Already, we’ve seen the FA refuse to roll over for Game 39 (although there will be several more battles over this to come), revive Burton, and generally start sounding like a body that wants success rather than one that is reluctant to change. Capello, also, is not the kind of man to accept mediocrity.
With the FA putting serious effort into bidding for the 2018 Word Cup, it will not look good if the national team struggles to make major tournaments.
But, heaven knows we’re still miserable now
England’s revival could still be thwarted, though, if the misery and sulking that has accompanied the failure to qualify continues and lapses way beyond what could be described as reasonable self-indulgence.

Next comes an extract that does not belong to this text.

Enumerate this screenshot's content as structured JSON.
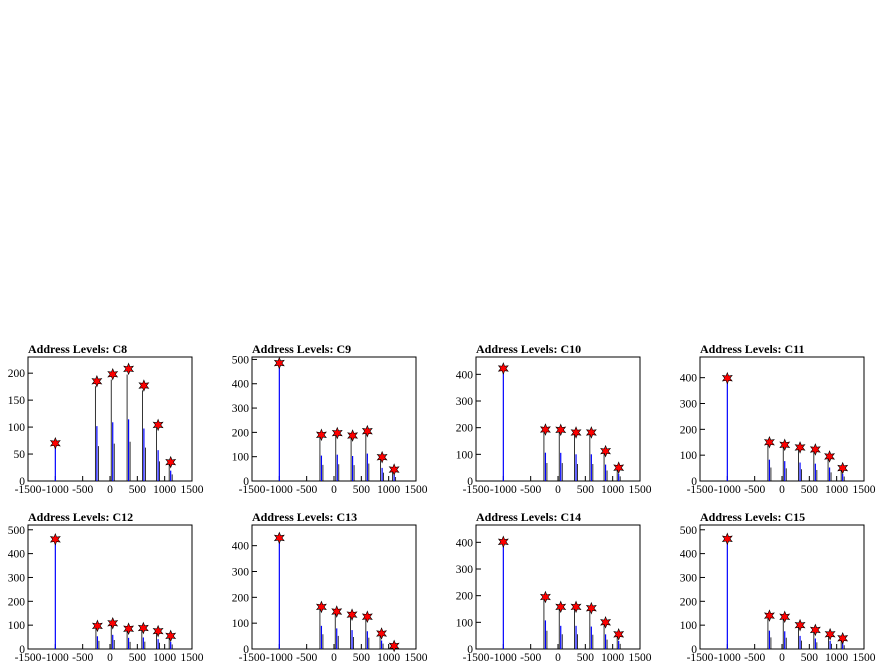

Watching the press and fan reaction over this past month is somewhat akin to a man who’s been dumped by a woman wholly unsuitable for him, yet refuses to acknowledge any problems in the relationship. Ahmed’s already noted the anti-England rants, while the collective roundup of wallowing self-pity mixed with stubborn arrogance reached its nauseating climax in the British press following Spain’s victory.
The English media needs to accept that England simply weren’t good enough to get to Vienna and Basle, and stop being stunned that a country that produces the so called ‘best league in the world’ doesn’t have a God-given right to turn up at every major finals, or to beat every team it plays. We have the same attitude to the Eurovision song contest, and look how well we’ve done there in recent years.
It may be too much to ask that the mass hysteria that surrounds the English football team can be abandoned because of their failure to reach Euro 2008, but it may yet temper expectations into something more realistic and sensible, if no less passionate. Combined with the above, it could turn England into a lean, mean, hungry force on the pitch backed by fans who don’t start booing the minute the team try a bit of patient build-up play rather than lump it up front.
2010 may be a bit early for the changes to take effect, but come 2012, England could be a real force. Earlier this month a friend of mine described England’s non-attendence at Euro 2008 as “a disaster”. With respect to said friend, it is anything but, and could just be the catalyst for English success in subsequent tournaments.